Firstly, I note that only four of the eleven SNOMED CT codes in the list are ever used in the Connected Bradford dataset.

Secondly, conclude that:  
1. `1003671000000109` looks like old percentage values that the transformation corrects, but there are spuriously low initial values (e.g. -8.9) and high initial values (e.g. 27,3000).
    - ACTION: Keep, transform, bandpass-filter between 30 and some reasonable maximum.
2. `1049301000000100` looks like the standard mmol/mol value but the transformation is erroneously being applied to it, sometimes.
    - ACTION: Keep, do not transform, no need to apply filter but I will apply it so that everything is bounded in the same range.
3. `365845005` is nonsense
    - ACTION: Remove.   
4. `999791000000106`
    - ACTION: Keep, transform, bandpass-filter between 30 and some reasonable maximum.
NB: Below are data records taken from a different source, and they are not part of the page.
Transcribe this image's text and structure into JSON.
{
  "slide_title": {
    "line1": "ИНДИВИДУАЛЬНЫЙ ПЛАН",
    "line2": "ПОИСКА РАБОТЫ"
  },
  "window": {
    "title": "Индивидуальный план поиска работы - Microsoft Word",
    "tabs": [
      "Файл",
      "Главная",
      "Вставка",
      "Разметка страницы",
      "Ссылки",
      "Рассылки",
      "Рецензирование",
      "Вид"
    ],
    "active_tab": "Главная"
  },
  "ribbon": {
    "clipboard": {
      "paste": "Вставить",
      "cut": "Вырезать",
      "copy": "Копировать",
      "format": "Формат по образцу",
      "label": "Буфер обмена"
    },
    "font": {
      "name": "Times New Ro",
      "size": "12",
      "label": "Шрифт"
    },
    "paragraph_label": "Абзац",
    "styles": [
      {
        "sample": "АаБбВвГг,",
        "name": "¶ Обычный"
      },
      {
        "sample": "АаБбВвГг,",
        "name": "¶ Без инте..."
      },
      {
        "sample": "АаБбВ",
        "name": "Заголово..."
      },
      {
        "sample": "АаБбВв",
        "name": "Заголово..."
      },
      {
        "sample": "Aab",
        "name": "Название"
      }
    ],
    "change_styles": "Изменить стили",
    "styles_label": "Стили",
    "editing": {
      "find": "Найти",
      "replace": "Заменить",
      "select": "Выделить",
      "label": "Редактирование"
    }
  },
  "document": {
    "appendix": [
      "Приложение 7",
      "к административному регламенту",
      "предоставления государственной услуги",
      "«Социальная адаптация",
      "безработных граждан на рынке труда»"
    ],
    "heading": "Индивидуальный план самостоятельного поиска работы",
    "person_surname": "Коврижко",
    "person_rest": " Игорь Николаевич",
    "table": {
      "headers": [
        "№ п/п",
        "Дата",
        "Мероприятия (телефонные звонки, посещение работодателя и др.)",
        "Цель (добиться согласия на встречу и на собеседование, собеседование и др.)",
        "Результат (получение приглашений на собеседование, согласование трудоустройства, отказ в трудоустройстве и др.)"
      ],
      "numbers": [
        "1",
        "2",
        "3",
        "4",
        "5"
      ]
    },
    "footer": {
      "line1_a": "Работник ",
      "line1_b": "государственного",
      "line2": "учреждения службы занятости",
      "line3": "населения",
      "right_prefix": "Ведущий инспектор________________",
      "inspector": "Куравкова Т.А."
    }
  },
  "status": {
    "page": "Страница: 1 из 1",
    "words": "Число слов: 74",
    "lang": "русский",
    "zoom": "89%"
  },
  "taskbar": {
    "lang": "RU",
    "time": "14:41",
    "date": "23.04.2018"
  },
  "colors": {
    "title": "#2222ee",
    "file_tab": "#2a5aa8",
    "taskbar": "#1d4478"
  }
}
### Apply new rules and check.

In [43]:
# Provide descriptive statistics of each SNOMED code.
r_tbl_srcode %>%
dplyr::select( person_id, dateevent, numericvalue, snomedcode ) %>%
dplyr::filter( snomedcode %in% codes_SNOMED_test_of_interest ) %>%
# Apply transformations, where appropriate
dplyr::mutate( numericvalue = numericvalue %>% as.numeric() ) %>%
dplyr::mutate(
        numericvalue = 
            dplyr::case_when(
               snomedcode %in%
                    c( '1003671000000109'
                      ,'999791000000106' ) ~ numericvalue %>%
                                             `-`( 2.15 ) %>%
                                             `*`( 10.929 ) %>%
                                             round()
                ,snomedcode == '1049301000000100' ~ numericvalue
                ,snomedcode == '365845005' ~ NA
                
                ,TRUE ~ NA_character_
            )
    ) %>%
# Apply bandpass filter.
dplyr::mutate(
    numericvalue = 
        dplyr::if_else(
            numericvalue < 30 | numericvalue > 100
            ,NA
            ,numericvalue )
) %>%
# Collect and summarise.
dplyr::collect() %>%
tidyr::drop_na() %>%
dplyr::group_by( snomedcode ) %>%
dplyr::summarise(
    n = n()
    ,max = max( numericvalue )
    ,mean = mean( numericvalue )
    ,median = numericvalue %>% quantile( 0.5 )
    ,min = min( numericvalue )
) %>%
dplyr::ungroup()

snomedcode,n,max,mean,median,min
<chr>,<int>,<dbl>,<dbl>,<dbl>,<dbl>
1003671000000109,54,98,52.24074,47,30
1049301000000100,3648,100,48.77599,43,30
999791000000106,807219,100,46.964,42,30


The new scripting rules provide sensible results. I will incorporate this into the `RESHAPE_cohort_generator.r` script.